門田充宏『コーラルとロータス』東京創元社

 

 

 2月の新刊文庫『記憶翻訳者 みなもとに還る』を読むにあたって、本作を読んでいなかったことに気付いてKindleで購入した。

 すでに単行本『風牙』と『追憶の杜』を読んでいる読者であるので、図らずも絶好のタイミングとなったと思う。

 これからこのシリーズを読む方は『記憶翻訳者 いつか光になる』→『記憶翻訳者 みなもとに還る』→『追憶の杜』という順で読むのがよろしいと思う。

 『コーラルとロータス』は、上記の『いつか光になる』と『みなもとに還る』の間か、『みなもとに還る』と『追憶の杜』の間に読むと入りやすいだろう。

 

 

 本作はシリーズ本編から10年前の、まだ珊瑚が新米社員で、記憶翻訳者《インタープリタ》としてはまだ事業に携わる前の物語だ。

 そのため九龍自体も、社員も若い。珊瑚は16歳、特に明記はないが社長の不二、眞角と那須の両専務は30代に入ったくらいのイメージで、カマラ女史に至っては推定20歳である。

 少なくとも『記憶翻訳者 いつか光になる』を読んでいる方ならば、この時点でわくわくすると思う。

 

 物語の構造は『閉鎖回廊(単行本『風牙』及び文庫『記憶翻訳者 いつか光になる』収録作)』と少し似ていて、珊瑚達にとっては社員が関わる問題、読者にとっては物語上の謎と向き合うことになる。

 その鍵となるのが記憶翻訳技術と過剰共感能力で、今作では後者に力点が置かれている。 

 すなわち、過剰共感能力者がいる社会とはどういう社会なのかという作品世界を登場人物のプロファイルに関わる身近なところから描いているのだ。

 

 その上でスポットが当たるのは、珊瑚とカマラの関係である。

 

 記憶翻訳者は過剰共感能力者しかなれないため、珊瑚は例外としても十代での入社というのはこの世界でも珍しいらしく、出会った頃に「カマラさんとは歳が近い者同士なんとかお近づきになりたい(意訳)」と会話の取っ掛かりを掴もうとして、若干空回りする珊瑚は中々の見物である。

 

 作者の門田充宏さんはヤング珊瑚と書いていたけれど、まさに本編の珊瑚の若い頃の物語であり、考え方や人物の根本の部分は同じなのだけれど、やることなすことがいかにも若いというか青い感じが出ていた。

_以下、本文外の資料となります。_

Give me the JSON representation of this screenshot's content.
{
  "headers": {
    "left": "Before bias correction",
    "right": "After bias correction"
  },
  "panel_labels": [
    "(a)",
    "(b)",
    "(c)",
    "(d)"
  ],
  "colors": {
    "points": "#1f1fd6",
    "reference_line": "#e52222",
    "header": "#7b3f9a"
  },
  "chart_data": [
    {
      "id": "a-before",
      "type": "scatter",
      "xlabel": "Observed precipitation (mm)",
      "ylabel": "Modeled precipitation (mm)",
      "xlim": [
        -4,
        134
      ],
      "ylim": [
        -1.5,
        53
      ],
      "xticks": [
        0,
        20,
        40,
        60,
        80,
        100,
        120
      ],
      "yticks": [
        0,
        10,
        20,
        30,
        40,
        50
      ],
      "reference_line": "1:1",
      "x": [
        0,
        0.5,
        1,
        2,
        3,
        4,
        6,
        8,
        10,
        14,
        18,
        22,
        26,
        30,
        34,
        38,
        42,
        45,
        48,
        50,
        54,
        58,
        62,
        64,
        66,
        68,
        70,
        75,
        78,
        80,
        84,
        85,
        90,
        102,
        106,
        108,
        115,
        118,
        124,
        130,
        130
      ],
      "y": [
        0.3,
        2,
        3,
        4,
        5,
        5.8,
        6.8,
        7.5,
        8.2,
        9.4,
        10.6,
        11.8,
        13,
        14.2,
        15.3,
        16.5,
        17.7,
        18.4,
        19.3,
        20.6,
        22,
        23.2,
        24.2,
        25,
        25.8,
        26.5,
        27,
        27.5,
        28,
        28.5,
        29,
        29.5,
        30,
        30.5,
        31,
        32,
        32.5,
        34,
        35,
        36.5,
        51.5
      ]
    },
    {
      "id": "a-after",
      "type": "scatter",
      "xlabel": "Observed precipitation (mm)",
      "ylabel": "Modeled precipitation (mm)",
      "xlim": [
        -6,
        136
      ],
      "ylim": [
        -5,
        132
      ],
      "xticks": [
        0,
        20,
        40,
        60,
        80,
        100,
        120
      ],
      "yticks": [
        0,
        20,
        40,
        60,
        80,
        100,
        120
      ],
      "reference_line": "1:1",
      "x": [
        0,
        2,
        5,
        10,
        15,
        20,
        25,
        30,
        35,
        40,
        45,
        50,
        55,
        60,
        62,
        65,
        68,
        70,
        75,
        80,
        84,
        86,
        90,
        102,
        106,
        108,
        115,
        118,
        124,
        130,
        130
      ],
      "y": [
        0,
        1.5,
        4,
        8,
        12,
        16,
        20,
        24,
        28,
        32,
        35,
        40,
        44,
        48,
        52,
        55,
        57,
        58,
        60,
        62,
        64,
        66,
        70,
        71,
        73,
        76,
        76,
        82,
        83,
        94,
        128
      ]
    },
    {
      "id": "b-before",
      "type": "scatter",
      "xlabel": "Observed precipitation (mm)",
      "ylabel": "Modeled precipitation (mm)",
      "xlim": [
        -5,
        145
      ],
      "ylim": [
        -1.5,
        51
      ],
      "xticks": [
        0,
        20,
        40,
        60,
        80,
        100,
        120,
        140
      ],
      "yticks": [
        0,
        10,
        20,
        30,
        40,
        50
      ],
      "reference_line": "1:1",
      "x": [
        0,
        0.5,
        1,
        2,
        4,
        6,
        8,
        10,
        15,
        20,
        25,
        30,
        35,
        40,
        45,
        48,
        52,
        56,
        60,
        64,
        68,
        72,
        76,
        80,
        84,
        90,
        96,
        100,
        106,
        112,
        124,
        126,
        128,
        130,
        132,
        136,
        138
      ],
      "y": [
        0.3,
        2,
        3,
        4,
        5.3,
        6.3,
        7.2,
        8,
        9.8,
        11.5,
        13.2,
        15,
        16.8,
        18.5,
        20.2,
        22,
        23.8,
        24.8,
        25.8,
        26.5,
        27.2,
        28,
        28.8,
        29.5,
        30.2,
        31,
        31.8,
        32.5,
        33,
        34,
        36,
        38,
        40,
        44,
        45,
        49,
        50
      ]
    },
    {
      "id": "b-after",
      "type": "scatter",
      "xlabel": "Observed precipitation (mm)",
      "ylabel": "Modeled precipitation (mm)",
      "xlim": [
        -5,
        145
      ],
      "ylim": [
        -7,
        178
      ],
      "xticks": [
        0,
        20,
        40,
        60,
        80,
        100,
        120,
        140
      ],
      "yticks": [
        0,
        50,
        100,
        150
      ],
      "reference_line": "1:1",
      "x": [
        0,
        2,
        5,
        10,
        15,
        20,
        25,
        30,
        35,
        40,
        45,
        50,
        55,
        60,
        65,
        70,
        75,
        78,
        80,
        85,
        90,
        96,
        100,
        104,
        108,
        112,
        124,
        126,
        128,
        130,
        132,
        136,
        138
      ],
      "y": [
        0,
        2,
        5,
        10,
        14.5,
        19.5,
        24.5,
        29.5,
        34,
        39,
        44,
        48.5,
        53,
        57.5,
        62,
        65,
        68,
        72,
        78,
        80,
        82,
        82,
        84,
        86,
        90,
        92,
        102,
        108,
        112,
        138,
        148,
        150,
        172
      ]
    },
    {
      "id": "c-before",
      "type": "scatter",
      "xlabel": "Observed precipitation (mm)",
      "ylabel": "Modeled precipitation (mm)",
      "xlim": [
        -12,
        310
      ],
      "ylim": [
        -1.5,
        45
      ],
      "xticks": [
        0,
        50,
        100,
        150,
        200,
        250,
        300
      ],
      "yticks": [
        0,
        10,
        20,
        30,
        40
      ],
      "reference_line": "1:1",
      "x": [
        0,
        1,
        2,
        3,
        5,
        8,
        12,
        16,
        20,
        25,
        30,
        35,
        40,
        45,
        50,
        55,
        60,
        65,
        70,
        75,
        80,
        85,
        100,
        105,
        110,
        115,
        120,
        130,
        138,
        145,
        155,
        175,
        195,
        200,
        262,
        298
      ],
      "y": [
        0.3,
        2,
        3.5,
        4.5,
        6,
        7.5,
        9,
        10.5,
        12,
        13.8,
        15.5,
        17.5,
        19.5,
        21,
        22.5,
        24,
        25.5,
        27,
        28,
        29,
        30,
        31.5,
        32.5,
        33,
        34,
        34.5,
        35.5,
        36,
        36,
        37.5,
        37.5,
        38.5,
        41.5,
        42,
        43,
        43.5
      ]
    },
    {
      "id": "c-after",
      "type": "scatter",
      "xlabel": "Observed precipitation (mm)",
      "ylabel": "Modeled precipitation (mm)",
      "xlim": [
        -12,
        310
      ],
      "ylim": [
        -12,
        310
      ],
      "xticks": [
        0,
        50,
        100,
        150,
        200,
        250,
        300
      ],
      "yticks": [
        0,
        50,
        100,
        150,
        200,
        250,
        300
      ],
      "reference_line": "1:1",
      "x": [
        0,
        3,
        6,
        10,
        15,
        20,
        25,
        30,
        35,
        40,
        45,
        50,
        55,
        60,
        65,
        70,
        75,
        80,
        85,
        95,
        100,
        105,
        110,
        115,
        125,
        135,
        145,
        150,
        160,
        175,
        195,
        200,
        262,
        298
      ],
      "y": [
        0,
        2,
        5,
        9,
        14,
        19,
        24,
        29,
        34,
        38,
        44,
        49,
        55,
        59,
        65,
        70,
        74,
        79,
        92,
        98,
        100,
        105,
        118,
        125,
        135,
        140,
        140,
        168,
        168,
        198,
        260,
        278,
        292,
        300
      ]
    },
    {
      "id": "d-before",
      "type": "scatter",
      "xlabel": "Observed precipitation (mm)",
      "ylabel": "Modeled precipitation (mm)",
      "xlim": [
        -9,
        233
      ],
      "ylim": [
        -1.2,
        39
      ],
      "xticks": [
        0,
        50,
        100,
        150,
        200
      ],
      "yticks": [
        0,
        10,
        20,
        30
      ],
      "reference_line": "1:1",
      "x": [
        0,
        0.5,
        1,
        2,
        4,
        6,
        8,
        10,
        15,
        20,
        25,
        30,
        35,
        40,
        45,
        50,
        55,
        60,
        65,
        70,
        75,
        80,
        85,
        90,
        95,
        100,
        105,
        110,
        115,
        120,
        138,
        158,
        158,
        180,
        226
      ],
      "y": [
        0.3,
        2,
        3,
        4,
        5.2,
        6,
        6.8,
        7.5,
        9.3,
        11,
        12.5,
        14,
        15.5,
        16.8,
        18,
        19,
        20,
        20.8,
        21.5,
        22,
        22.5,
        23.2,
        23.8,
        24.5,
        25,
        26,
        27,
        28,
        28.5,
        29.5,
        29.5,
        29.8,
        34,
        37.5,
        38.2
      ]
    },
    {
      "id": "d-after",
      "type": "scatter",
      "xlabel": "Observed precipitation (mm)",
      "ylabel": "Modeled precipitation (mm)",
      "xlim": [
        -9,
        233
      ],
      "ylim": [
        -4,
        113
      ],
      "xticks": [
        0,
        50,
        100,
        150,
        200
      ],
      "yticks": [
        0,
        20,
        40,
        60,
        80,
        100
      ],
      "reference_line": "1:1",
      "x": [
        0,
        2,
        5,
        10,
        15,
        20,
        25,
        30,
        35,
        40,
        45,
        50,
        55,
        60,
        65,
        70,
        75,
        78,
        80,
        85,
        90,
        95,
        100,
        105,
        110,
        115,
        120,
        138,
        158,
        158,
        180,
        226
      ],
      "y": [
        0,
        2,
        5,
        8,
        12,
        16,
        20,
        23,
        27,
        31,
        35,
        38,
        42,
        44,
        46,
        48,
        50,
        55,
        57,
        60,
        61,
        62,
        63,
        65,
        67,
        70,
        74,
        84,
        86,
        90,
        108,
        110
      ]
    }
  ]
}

  読む前は「ヤング珊瑚? 16歳ならロリ珊瑚では……」なんてことを思ったのだが、読んでみるとなるほどこれはヤングである。そっちの方がしっくりくる。

 ぶっちゃけ、若気の至りもやらかしていると思う(外的刺激変換モジュール使用時のアレ)。

 

 同時に、本編で(能力の高さはさておいて)、珊瑚がカマラを九龍立ち上げメンバーの不二、那須、眞角と同じような親しみを抱いている理由、あるいはその距離感を掴むきっかけが描かれているとも思う。

 

 記憶翻訳を専門に扱う企業とはいえ、九龍内部でも記憶翻訳者《インタープリタ》はそれ以外の社員と必要以上に関わらないことは、10年後の本編で珊瑚が接触を持つ相手が極端に少ないことからも明らかである。

 むしろそうした本編での珊瑚は、インタープリタの中でも同僚以上の友人知人や社外の人間との関わりが多い過剰共感能力者だと思う。

  これは、珊瑚は自宅の一階部分の喫茶店(というより軽食店)の店主と気さくに話す仲であったり、行きつけの古本屋兼喫茶店があったりするところからもわかる。

 

 恐らく、珊瑚がトップインタープリタに上り詰めることができたのは、翻訳による汎用化において必要となる一般的な知見を他のインタプリタよりも多く持っていたからではないだろうか。

  過剰共感能力が高ければ高いほど、自他の境界が曖昧になるため記憶翻訳を行う上では有利だが、この能力を抑える共感ジャマーなしには日常生活すら覚束ない。

 作中でも過剰共感能力を障碍だと言及している通り、いわゆる健常者と障害者という分け方をした場合、過剰共感能力者は間違いなく障害者である。

 共感ジャマーによって社会生活が送れるようになっても、過剰共感能力者にとって他者と関わることに足踏みしてしまうのは想像に難くない。

 

 それでも珊瑚は一歩踏み出してきた。

 だからこそ、トップインタープリタになれたのだと思う。

 

 そうした現在の珊瑚を形作っている背景の一端が垣間見える短編だった。